The short answer is Yes, physical therapy can make a profound difference for those suffering with arthritis. To get to the meat of why that’s true we need to understand the types of arthritis, and what kind of physical therapy is right for each.
ProHealth’s owner and lead physical therapist is Dr. Karyn Staples, PT, PhD. She says that among the practice’s patients, about 60% are struggling with arthritis-related pain. “I see it every single day,” she says. “Back pain is the number one reason patients come in. Then it’s knees and shoulders. The biggest reason, the underlying cause is for most of these conditions is arthritis.”
As a modality, physical therapy is known to have patients walking out better than they walked in, and it can have a profound effect on arthritis. Those effects depend on what kind of arthritis the patient has.
Dr. Staples explains it like this, “The most common is osteoarthritis. Osteoarthritis is wear and tear of the cartilaginous component in the joint. Instead of a nice, smooth lining in the joint, it’s a little rougher, and there’s less of it. That’s going to be the most common because it can happen in any joint of the body. And it happens from everyday life and the movements that we do.
“Individuals that benefit from physical therapy for osteoarthritis are taught how to move through other joints of the body. As physical therapists we teach the patient to move differently or move better. Often in day-to-day life, we don’t realize our movement may not be the most efficient, it’s just the way that our body moves.
“With physical therapy, we not only teach the individual how to move better, but also how to strengthen supportive muscles. For instance, if somebody has a lot of wear and tear in their lower back, the movements that we’re going to teach the person are how to move more from their hips. It’s similar for knee problems but rather than the hips, it’s what’s the flexibility in the ankle? So again, we try to relieve the pressure through that joint. There are many people that come for physical therapy because they have pain, and they’re not surgical candidates. It’s not time for joint replacement, or nothing that requires invasive lumbar surgery.”
What happens to those arthritic people who do physical therapy? “By strengthening and providing appropriate flexibility and body mechanics training, they’re able to move on and go on with their life and potentially never have to have any surgery, or it may allow them to have a better quality of life,” says Staples.
Sometimes people visit the PT practice who are surgical candidates. They may be heading toward an inevitable surgery, or they may have just had surgery. When people do PT before surgery Staples says the outcomes are better. “They’re stronger, their joints are moving better going into a surgical procedure, so they do better on the other side, and they’re able to get back to function better.”
What about the other kinds of arthritis? The next most common that Dr. Staples sees is rheumatoid arthritis, an auto-immune disease diagnosed by a blood test. “What’s happening is that their body is attacking their own joints. So, the physical therapy we do is to teach patients how to protect their joints, especially during certain flares. The individual might have different management strategies depending on their activities, so we look to decrease the strain on affected joints so they can do those activities,” says Staples. The physical therapy for rheumatoid arthritis is how to help not exacerbate problems.
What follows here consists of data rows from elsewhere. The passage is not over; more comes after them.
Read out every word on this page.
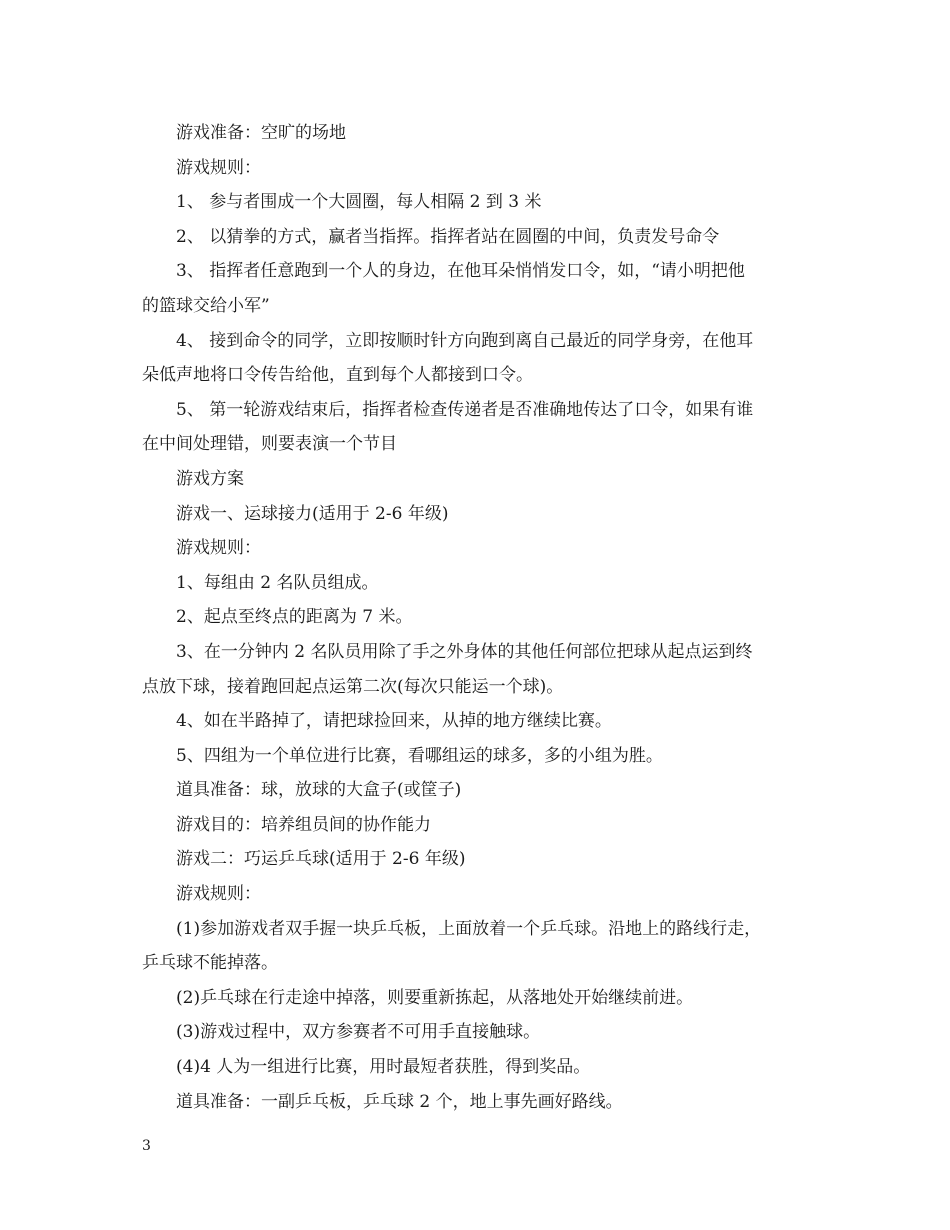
游戏准备：空旷的场地

游戏规则：

1、 参与者围成一个大圆圈，每人相隔 2 到 3 米

2、 以猜拳的方式，赢者当指挥。指挥者站在圆圈的中间，负责发号命令

3、 指挥者任意跑到一个人的身边，在他耳朵悄悄发口令，如，“请小明把他

的篮球交给小军”

4、 接到命令的同学，立即按顺时针方向跑到离自己最近的同学身旁，在他耳

朵低声地将口令传告给他，直到每个人都接到口令。

5、 第一轮游戏结束后，指挥者检查传递者是否准确地传达了口令，如果有谁

在中间处理错，则要表演一个节目

游戏方案

游戏一、运球接力(适用于 2-6 年级)

游戏规则：

1、每组由 2 名队员组成。

2、起点至终点的距离为 7 米。

3、在一分钟内 2 名队员用除了手之外身体的其他任何部位把球从起点运到终

点放下球，接着跑回起点运第二次(每次只能运一个球)。

4、如在半路掉了，请把球捡回来，从掉的地方继续比赛。

5、四组为一个单位进行比赛，看哪组运的球多，多的小组为胜。

道具准备：球，放球的大盒子(或筐子)

游戏目的：培养组员间的协作能力

游戏二：巧运乒乓球(适用于 2-6 年级)

游戏规则：

(1)参加游戏者双手握一块乒乓板，上面放着一个乒乓球。沿地上的路线行走，

乒乓球不能掉落。

(2)乒乓球在行走途中掉落，则要重新拣起，从落地处开始继续前进。

(3)游戏过程中，双方参赛者不可用手直接触球。

(4)4 人为一组进行比赛，用时最短者获胜，得到奖品。

道具准备：一副乒乓板，乒乓球 2 个，地上事先画好路线。

3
Staples says that rheumatoid arthritis would be primarily managed through medication, “But they still have these joints that have had potential damages. So, the physical therapy is really teaching them how to move better.”
Autoimmune psoriatic arthritis is also seen by physical therapists. Physical therapy treatment for this kind of arthritis is similar to how rheumatoid arthritis is treated, with joint management and joint protection strategy.
Staples says that the most common thing she sees in treating all forms of arthritis is the fear factor. “They are fearful of movement, then they’re afraid of falling. And then they stop moving, which then causes them to be stiff, which then makes the pain worse. And so it becomes this constant cycle that we want to try to avoid.”
Arthritic patients are so common in her practice that Dr. Karyn Staples says that since physical therapy helps ANYONE, it helps those with arthritis. Consider physical therapy for better balance, stability, less pain, strength and a whole host of other benefits.